If your organization has some activities that earn extra profit but are of unrelated nature to your organization’s goals, these are not a part of your organizations’ own income. They are also not related to the unrelated business income tax. These exceptions include your income if the activities are done by volunteers only, if the activities are done to benefit the members of the organization, the students of the school, patients or the employees of the organization, if they are tradeshows, or sponsored activities.

Those that are considered as “passive” are also not included in the computation for unrelated business activity. For instance, if you have investments such as rents from properties, deposit certificates, stock dividends, royalties, or savings accounts.

There are, however, exceptions to profit that is from real estate or other properties that were paid using funds loaned or borrowed. This is what we refer to as the debt-financed profit. This is now a part of the unrelated business income tax.

Employment Tax Returns

Just like any other corporation, those organizations of non-profit nature who hire the services of employees in their company must pay employment tax with federal income tax withholding. This also includes Social Security and Medicare taxes. If an employee is being paid one hundred dollars or more,then the organization must withhold the federal income tax from employee income. The amount of income tax to withhold can be determined through the help of the Form W-4 or the Employee's Withholding Allowance Certificate for each and every employee. There is also a required Employer's Quarterly Federal Tax Return or Form 941. If these forms are not filed and submitted on time, there will be penalties filed on the organizations.

For independent contractors, organizations that are non-profit do not have to withhold income tax for their income. However, there may be other requirements to be fulfilled. Employment taxes may apply according to some situations.
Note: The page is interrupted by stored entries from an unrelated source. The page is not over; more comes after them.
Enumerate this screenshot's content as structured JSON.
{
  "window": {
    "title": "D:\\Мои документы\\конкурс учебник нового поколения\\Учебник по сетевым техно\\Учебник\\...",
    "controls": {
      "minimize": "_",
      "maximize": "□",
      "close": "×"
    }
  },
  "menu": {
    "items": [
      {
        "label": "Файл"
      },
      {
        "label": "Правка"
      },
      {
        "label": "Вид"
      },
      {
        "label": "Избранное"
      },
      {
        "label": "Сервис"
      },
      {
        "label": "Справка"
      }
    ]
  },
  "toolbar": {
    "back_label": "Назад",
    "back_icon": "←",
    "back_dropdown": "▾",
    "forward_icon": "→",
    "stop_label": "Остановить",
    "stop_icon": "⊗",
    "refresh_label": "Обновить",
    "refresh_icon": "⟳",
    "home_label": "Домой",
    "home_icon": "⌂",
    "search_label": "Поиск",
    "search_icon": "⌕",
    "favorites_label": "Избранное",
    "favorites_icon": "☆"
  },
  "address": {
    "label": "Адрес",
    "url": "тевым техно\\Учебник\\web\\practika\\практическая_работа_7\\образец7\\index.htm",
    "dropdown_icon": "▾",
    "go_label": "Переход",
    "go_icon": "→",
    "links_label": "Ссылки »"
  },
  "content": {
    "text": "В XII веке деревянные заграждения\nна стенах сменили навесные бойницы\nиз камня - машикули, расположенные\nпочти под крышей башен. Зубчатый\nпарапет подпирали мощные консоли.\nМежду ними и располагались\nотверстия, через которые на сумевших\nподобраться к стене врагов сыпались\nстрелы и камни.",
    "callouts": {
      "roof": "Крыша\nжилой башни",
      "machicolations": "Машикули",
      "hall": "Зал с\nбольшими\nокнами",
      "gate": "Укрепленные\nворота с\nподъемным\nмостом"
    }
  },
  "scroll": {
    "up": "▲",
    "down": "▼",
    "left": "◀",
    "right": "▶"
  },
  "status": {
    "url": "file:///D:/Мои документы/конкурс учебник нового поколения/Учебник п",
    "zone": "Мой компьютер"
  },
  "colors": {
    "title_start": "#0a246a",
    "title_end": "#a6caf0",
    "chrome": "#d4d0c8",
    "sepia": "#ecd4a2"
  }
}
Employment Taxes and Churches

Churches and organizations affiliated to them do not need to file employment taxes or Form 990. However, they may be required to file income tax withholding. Other exemptions may include the filing of FICA tax. Church ministers are exempted from employment tax purposes because they are not considered as regular law employees. If you need more information about the tax exemptions about the church and church related employees and organizations, you can find the details in Publication 517 as well as the Social Security and Other Information for Members of the Clergy and Religious Workers.